Ciononostante gli islandesi (circa 320mila) non hanno mai visto di buon occhio Bruxelles. Se non ci fosse stato il terremoto del 2008, infatti, molto probabilmente l’isola non avrebbe mai intrapreso i negoziati con l’Ue (oggi risultano adempiuti 11 capitoli su 30). Ma tra il 2008 e i 2009 la storia dell’Islanda cambia. A causa di una politica di indebitamento avventata, nel corso del 2008 alcuni istituti di credito collassano (Glitnir Bank, la banca più grande, viene nazionalizzata nel settembre 2008), la moneta crolla (del 37% in un anno) e la Borsa sospende tutte le attività: il Paese viene dichiarato in bancarotta.
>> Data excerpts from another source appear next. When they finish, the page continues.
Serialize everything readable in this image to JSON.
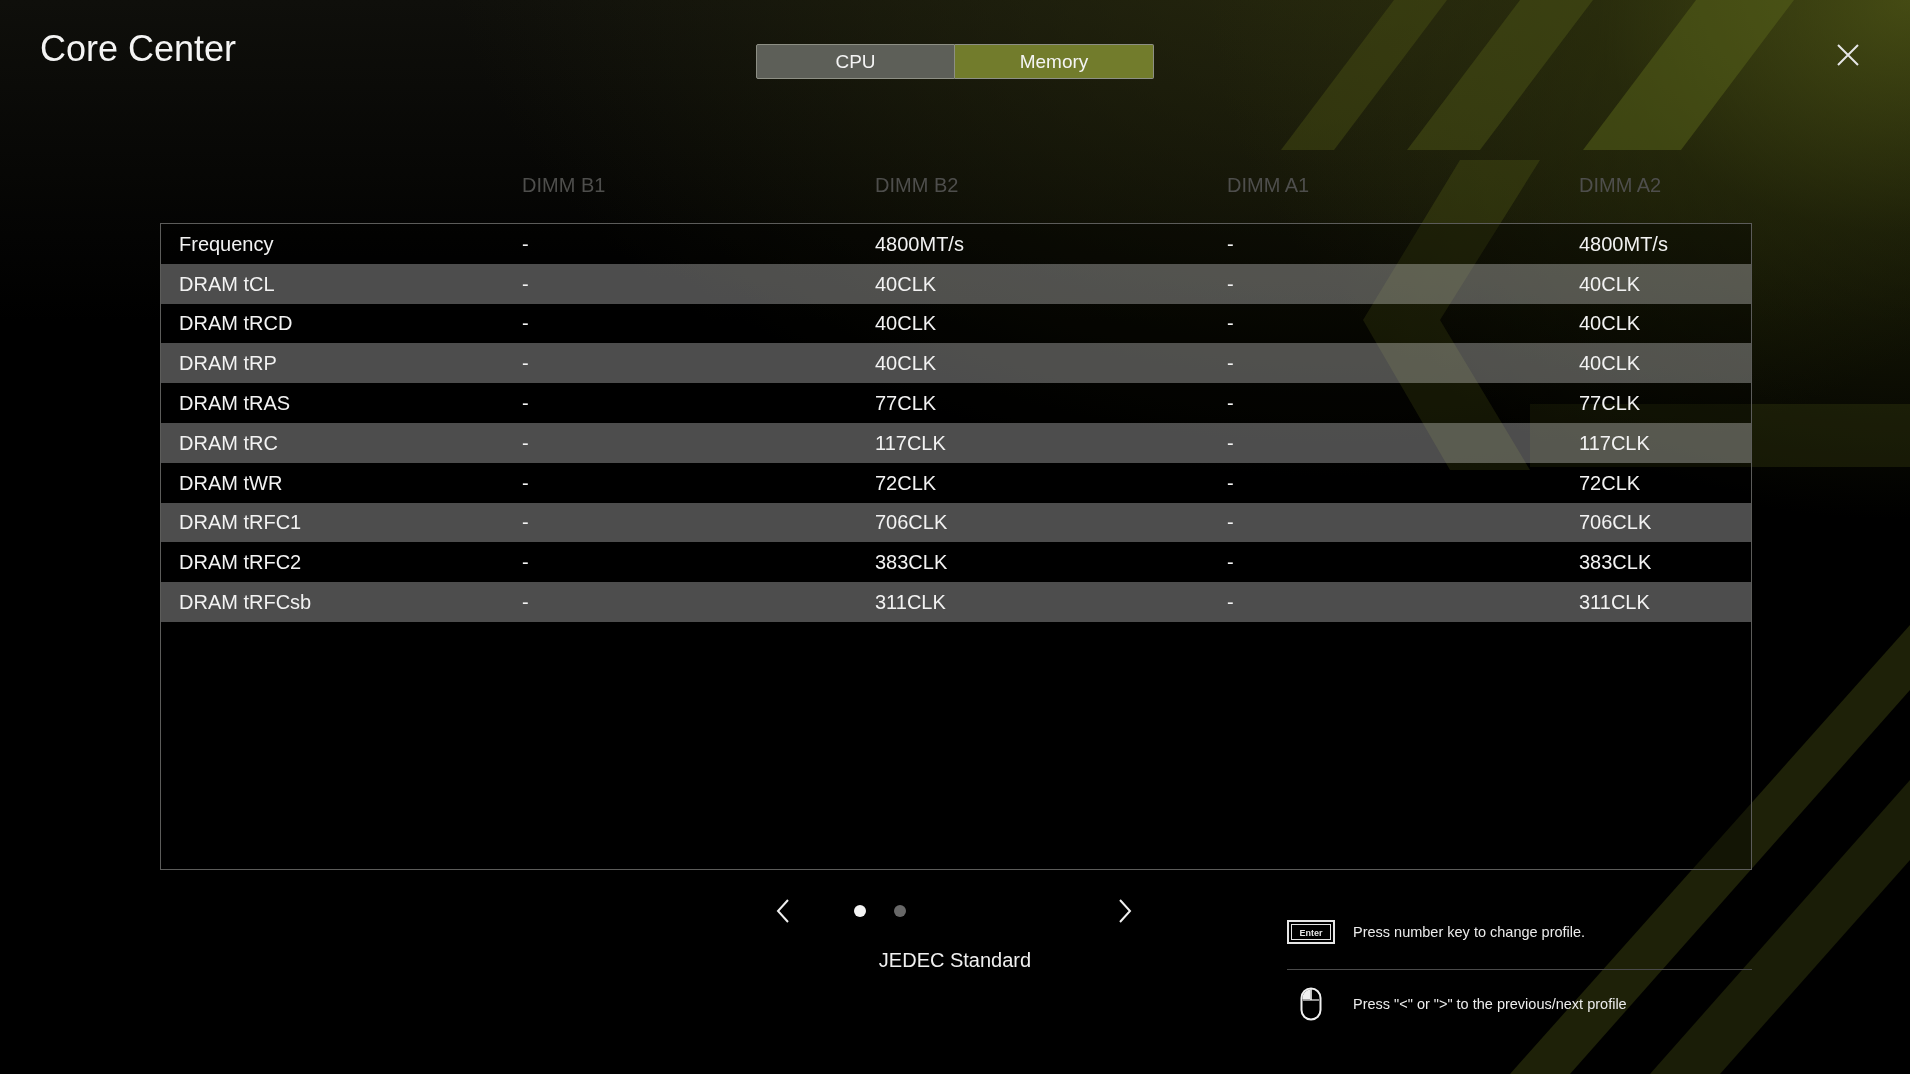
{
  "window": {
    "title": "Core Center"
  },
  "tabs": [
    {
      "label": "CPU",
      "selected": false
    },
    {
      "label": "Memory",
      "selected": true
    }
  ],
  "table": {
    "columns": [
      "DIMM B1",
      "DIMM B2",
      "DIMM A1",
      "DIMM A2"
    ],
    "rows": [
      {
        "label": "Frequency",
        "cells": [
          "-",
          "4800MT/s",
          "-",
          "4800MT/s"
        ]
      },
      {
        "label": "DRAM tCL",
        "cells": [
          "-",
          "40CLK",
          "-",
          "40CLK"
        ]
      },
      {
        "label": "DRAM tRCD",
        "cells": [
          "-",
          "40CLK",
          "-",
          "40CLK"
        ]
      },
      {
        "label": "DRAM tRP",
        "cells": [
          "-",
          "40CLK",
          "-",
          "40CLK"
        ]
      },
      {
        "label": "DRAM tRAS",
        "cells": [
          "-",
          "77CLK",
          "-",
          "77CLK"
        ]
      },
      {
        "label": "DRAM tRC",
        "cells": [
          "-",
          "117CLK",
          "-",
          "117CLK"
        ]
      },
      {
        "label": "DRAM tWR",
        "cells": [
          "-",
          "72CLK",
          "-",
          "72CLK"
        ]
      },
      {
        "label": "DRAM tRFC1",
        "cells": [
          "-",
          "706CLK",
          "-",
          "706CLK"
        ]
      },
      {
        "label": "DRAM tRFC2",
        "cells": [
          "-",
          "383CLK",
          "-",
          "383CLK"
        ]
      },
      {
        "label": "DRAM tRFCsb",
        "cells": [
          "-",
          "311CLK",
          "-",
          "311CLK"
        ]
      }
    ]
  },
  "profile_pager": {
    "pages": [
      {
        "selected": true
      },
      {
        "selected": false
      }
    ],
    "profile_name": "JEDEC Standard"
  },
  "hints": [
    {
      "kind": "keyboard",
      "key_label": "Enter",
      "text": "Press number key to change profile."
    },
    {
      "kind": "mouse",
      "text": "Press \"<\" or \">\" to the previous/next profile"
    }
  ]
}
Questo crollo fa andare in fumo anche svariati miliardi di risparmiatori inglesi ed olandesi, tanto che il parlamento è costretto a proporre una legge che prevede il risanamento del debito attraverso il pagamento di 3,5 miliardi di euro che avrebbe gravato su ogni famiglia islandese, mensilmente, per la durata di 15 anni e con un tasso di interesse del 5,5% (prestito internazionale). In seguito ad una quasi rivoluzione popolare, nel febbraio 2011 il presidente Olafur Grimsson annuncia un referendum con il quale viene praticamente chiesto ai cittadini: “Volete pagare di tasca vostra i guai delle banche?”. Scontata la risposta: a dire no al pagamento è il 93% dei voti. Al giubilo popolare isolano segue una denuncia (tuttora pendente) alla Corte di Giustizia Ue ai quali si sono rivolti gli altrettanto innocenti cittadini inglesi ed olandesi rimasti beffati. Ovviamente un’eventuale adesione all’Ue renderebbe impossibili simili rifiuti, un motivo in più, avranno pensato a Reykjavik, per prendere tempo.